Deci-AI / super-gradients

Easily train or fine-tune SOTA computer vision models with one open source training library. The home of Yolo-NAS.
https://www.supergradients.com
Apache License 2.0
4.59k stars 509 forks source link

How to use PTQ/QAT/INT8 for object detection? #1453

Closed Chiauwen closed 10 months ago

Chiauwen commented 1 year ago

💡 Your Question

Hi everyone, I've custom-trained my model to PTQ and QAT with the tutorial https://github.com/Deci-AI/super-gradients/blob/master/documentation/source/qat_ptq_yolo_nas.md

After this, I got some log files, .pth file, and ptq/qat onnx file from the output as in the tutorial. At the bottom of the tutorial, it says need to convert the qat-onnx file to an INT8 TensoRT file, then I converted it with the command trtexec --fp16 --int8 --onnx=model.onnx --saveEngine=model.trt

Now I got my TensorRT file (in a .trt format).

Then here goes my questions:

  1. How to do object detection with a TensorRT file?
  2. I've already got the .pth file from the output of PTQ & QAT training, why I can't directly use the .pth file for object detection? Just like the way I'm using the .pth file for object detection from a normal non-PTQ & QAT training, by using the code below:
    
    from super_gradients.common.object_names import Models
    from super_gradients.training import models

model = models.get(Models.YOLO_NAS_M, checkpoint_path="yolonas-m/ckpt_best.pth", num_classes=1) predictions = model.predict("23.jpg") predictions.show(show_confidence=False)

If I'm using the .pth file from the output of PTQ & QAT for object detection, it will have an error message as below:

ValueError Traceback (most recent call last) /usr/local/lib/python3.10/dist-packages/super_gradients/training/utils/checkpoint_utils.py in call(self, model_state_dict, checkpoint_state_dict) 198 199 if ckpt_val.shape != model_val.shape: --> 200 raise ValueError(f"ckpt layer {ckpt_key} with shape {ckpt_val.shape} does not match {model_key}" f" with shape {model_val.shape} in the model") 201 new_ckpt_dict[model_key] = ckpt_val 202 return new_ckpt_dict

ValueError: ckpt layer backbone.stem.conv.post_bn.weight with shape torch.Size([48]) does not match backbone.stem.conv.branch_3x3.conv.weight with shape torch.Size([48, 3, 3, 3]) in the model


3. If there's really no way to use the PTQ & QAT INT8 TensorRT file or .pth file, can I use the ONNX file for object detection that is generated in the process of PTQ & QAT? and how?

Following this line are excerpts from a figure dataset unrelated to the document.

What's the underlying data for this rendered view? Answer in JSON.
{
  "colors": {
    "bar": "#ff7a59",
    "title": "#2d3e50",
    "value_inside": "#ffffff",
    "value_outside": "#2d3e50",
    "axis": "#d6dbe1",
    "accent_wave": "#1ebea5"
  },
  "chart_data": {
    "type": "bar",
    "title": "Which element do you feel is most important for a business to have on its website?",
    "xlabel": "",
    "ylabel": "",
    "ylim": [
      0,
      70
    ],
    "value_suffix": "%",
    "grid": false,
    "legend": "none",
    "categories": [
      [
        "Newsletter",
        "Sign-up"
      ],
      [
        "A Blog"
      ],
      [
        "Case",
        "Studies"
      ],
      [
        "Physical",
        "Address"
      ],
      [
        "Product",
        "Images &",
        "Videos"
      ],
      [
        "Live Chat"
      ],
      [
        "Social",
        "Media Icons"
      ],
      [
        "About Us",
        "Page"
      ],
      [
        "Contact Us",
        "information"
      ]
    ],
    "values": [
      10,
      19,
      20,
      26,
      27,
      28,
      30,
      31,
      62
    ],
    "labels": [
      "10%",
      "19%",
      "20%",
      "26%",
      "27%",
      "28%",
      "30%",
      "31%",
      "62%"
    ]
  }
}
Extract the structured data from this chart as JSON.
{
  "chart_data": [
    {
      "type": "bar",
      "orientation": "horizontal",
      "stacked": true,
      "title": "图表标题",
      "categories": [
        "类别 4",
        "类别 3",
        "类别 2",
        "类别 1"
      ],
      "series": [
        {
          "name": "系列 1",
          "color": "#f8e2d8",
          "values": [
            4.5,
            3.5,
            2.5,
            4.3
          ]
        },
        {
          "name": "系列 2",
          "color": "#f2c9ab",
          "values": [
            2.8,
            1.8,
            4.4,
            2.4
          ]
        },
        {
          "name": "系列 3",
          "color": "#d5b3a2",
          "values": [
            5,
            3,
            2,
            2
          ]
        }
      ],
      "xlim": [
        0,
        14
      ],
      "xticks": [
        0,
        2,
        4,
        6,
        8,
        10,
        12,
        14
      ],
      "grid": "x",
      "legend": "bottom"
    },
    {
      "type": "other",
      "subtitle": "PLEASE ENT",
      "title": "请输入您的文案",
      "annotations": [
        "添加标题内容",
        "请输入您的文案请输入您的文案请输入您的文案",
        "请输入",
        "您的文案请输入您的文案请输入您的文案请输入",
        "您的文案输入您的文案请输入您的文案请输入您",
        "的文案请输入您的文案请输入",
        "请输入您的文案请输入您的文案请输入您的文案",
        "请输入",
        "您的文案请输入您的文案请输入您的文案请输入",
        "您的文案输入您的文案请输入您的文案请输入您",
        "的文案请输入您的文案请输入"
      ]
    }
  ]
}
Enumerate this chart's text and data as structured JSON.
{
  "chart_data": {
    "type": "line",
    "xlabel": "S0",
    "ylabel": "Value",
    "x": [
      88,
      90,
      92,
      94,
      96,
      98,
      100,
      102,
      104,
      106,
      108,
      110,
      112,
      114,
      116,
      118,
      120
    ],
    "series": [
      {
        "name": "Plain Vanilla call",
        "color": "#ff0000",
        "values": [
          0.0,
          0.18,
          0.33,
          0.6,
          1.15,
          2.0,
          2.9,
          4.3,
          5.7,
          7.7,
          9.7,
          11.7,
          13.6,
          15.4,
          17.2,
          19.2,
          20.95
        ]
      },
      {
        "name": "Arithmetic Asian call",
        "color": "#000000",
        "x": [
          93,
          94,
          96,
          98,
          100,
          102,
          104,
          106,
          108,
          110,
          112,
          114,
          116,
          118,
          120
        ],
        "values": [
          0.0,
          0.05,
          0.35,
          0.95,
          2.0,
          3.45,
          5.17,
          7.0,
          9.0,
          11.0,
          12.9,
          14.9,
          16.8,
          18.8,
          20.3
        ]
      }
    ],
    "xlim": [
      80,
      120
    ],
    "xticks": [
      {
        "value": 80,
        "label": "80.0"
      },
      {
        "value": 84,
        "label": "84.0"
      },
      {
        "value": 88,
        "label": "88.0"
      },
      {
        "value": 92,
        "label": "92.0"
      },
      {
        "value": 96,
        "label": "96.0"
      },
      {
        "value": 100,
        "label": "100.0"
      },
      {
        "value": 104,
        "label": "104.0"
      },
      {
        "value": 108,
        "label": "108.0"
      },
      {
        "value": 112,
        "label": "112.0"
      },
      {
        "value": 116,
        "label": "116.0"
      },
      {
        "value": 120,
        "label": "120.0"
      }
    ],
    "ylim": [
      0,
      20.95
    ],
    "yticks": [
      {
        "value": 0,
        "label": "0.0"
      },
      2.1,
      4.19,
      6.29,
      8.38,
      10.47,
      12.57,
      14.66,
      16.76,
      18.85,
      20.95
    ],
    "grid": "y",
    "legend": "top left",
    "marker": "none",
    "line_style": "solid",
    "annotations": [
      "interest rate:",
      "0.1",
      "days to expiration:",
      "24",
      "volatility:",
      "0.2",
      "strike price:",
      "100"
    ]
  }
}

I'm a newbie discovering YOLO-NAS.
Thanks, everyone.

### Versions

_No response_
Chiauwen commented 1 year ago

Is my questions not clear enough?😭

shaydeci commented 11 months ago

@Chiauwen Wev'e recently added in-depth tutorials on how to export and QAT YoloNAS:

Check out how to export YoloNAS + TRT (including NMS) here.

Check out how to perform QAT/PTQ on YoloNAS here.

I reckon going over the above will answer 2. and 3. Let me know if you still run into problems.

Louis-Dupont commented 10 months ago

I'm closing this issue due to inactivity. Feel free to re-open it if you still run into any problem

devvaibhav455 commented 8 months ago

I also faced the same issue. I can see the predictions using normal PTQ/ QAT checkpoint file (pth). But I guess, when we do PTQ and QAT, it overwrites the best checkpoint generated by the normal training and that's the reason we see this issue.

Below is the log excerpt from the PTQ/ QAT training part that overrides the best normal training checkpoint.

[2024-03-11 22:31:26] INFO - base_sg_logger.py - Checkpoint saved in ./sg_checkpoints_dir/yolo_nas_s/ckpt_best.pth
[2024-03-11 22:31:26] INFO - sg_trainer.py - Best checkpoint overriden: validation mAP@0.50: 0.9585086703300476

I am thinking of separating the normal and PTQ/ QAT scripts so that they don't mess up with the best checkpoint and I can resume my normal training from a checkpoint.

By the way, if I want to train for more epochs from a checkpoing, how should it be done? Resume from a normal checkpoint or resume from a PTQ/ QAT checkpoint?